Reviewed by Richard Stevenson

John Lent composes in long loping lines, often in mellifluous sentences, rather than breaking his lines on phrase, or against the grain of his syntax, though he’ll also narrow down the line to a pneumatic drill on occasion too, or let it eddy and pool at the edges of the things he sees like phagocytic print shadows swallowing up suburban lawns in late afternoon. He’s attentive and patient and canny. And Thistledown has done him justice with a wider format and smart design to accommodate the wide net of his narrative reach.

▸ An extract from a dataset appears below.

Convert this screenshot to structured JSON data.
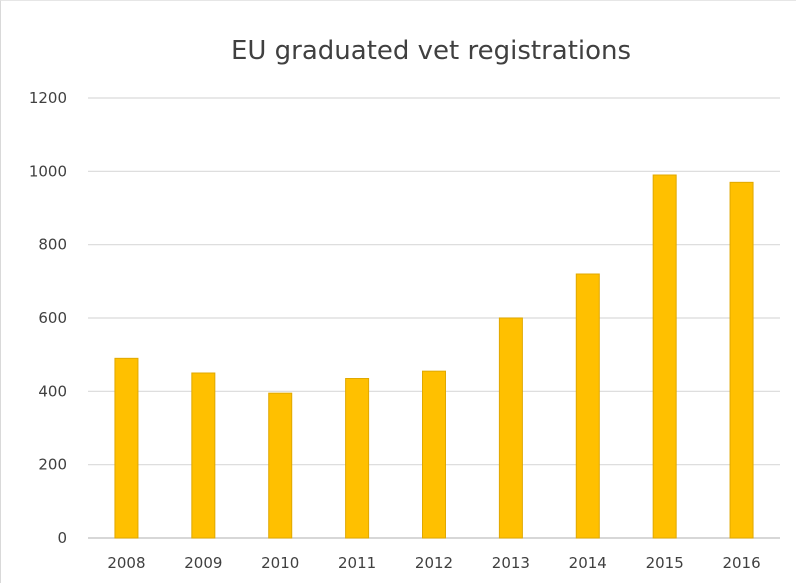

Reach he does too, whether it be accretive, through stream of consciousness narrative, or via more deliberate, meditative narrative, running a riff (image, anecdote, memory, or incident) to ground or through motif changes. He doesn’t reach for a big mallet to hit the bell of deep image, though the rich green carpet of the grass is studded with beautiful things he happens to observe adeptly. Rather, he starts from whatever is at hand — the raw materials of his everyday experience: driving to and from his job as a college professor; noticing the difference to the biome and events if he happens to set out twenty minutes earlier or twenty minutes later than he would travelling the same route any other day; the task of fixing a dilapidated bird house, and what it teaches him about keeping the domestic world in order; kicking around the house or listening to Lightfoot on the highway; improvising in chordal or modal fashion on a riff; the surprise of happiness attached to little deeds and habits; the importance of examining, reflecting on, capturing the moments; how we unwind skeins of narrative as we contextualize our lives around goals, disappointments, happenstance; create, narratize, rather than find our lives. How patient observation can be rewarded; how the tendency to anthropomorphize our will on the wild can undermine it.

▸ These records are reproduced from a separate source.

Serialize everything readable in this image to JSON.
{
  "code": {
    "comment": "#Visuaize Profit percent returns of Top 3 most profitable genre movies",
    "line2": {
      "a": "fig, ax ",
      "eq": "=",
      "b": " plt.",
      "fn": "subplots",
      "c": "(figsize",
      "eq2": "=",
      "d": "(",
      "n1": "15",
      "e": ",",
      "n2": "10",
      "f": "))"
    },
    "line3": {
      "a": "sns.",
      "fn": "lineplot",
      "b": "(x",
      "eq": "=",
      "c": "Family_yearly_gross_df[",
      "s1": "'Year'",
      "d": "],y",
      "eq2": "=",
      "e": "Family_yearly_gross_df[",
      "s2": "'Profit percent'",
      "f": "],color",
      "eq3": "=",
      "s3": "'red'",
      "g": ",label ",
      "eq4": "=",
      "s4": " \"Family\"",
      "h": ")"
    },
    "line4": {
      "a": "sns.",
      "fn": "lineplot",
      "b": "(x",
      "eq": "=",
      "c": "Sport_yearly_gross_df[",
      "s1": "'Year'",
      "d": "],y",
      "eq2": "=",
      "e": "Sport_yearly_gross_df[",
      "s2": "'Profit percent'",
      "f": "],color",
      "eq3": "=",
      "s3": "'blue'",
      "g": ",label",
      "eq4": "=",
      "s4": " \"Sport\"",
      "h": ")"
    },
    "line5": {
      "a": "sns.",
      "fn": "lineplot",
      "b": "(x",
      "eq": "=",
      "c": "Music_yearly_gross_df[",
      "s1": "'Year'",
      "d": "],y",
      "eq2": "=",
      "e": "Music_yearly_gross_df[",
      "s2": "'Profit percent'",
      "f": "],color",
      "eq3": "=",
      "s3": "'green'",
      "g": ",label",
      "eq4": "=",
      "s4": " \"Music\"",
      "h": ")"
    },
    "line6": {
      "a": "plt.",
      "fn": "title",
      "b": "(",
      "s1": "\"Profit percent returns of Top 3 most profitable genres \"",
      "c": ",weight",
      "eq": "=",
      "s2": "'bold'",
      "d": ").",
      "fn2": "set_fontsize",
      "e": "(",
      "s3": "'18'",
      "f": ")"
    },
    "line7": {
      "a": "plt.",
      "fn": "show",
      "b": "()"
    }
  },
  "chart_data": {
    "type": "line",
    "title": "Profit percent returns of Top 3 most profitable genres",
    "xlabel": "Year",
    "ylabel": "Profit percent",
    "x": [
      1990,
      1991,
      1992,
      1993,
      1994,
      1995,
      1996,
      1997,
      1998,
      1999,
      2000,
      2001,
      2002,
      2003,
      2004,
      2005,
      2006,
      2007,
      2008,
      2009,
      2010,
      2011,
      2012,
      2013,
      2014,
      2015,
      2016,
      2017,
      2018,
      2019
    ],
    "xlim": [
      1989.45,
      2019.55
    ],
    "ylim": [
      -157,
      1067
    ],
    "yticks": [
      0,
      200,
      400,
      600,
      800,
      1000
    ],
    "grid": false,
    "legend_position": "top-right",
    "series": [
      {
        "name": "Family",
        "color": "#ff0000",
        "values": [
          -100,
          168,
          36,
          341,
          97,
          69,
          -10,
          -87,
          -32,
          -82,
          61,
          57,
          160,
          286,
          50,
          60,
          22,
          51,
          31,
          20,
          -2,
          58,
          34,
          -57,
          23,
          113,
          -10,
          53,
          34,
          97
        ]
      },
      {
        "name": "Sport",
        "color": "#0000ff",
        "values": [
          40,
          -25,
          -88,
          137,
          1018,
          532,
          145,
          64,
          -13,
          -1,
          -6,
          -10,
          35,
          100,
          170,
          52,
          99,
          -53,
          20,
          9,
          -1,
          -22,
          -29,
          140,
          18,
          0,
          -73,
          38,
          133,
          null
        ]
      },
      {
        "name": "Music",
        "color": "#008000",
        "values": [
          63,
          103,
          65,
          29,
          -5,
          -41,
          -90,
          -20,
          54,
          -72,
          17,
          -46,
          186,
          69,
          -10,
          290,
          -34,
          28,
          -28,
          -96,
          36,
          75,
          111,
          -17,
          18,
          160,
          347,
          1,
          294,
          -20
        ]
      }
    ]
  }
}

It’s traditional enough meditative narrative poetry perhaps, but wholly conscious of new narrative — not just plotted or epiphanic. I especially like the ordinary language vocabulary, the mastery and fluidity of the syntax; the voice is capacious, kind, observant, but not self-congratulatory. I feel I can trust this poet. If he doesn’t take the corners at a clip, indeed, when he slows down, I find myself smiling in recognition of the scenery. I’m grateful, settling into the language like one of those old bench seats in a ’57 Buick Special.

The skills John Lent has learned writing stories, songs, and novels are well-honed here and it’s nice to see his poetry again.

This review is excerpted from a longer piece published in CV2.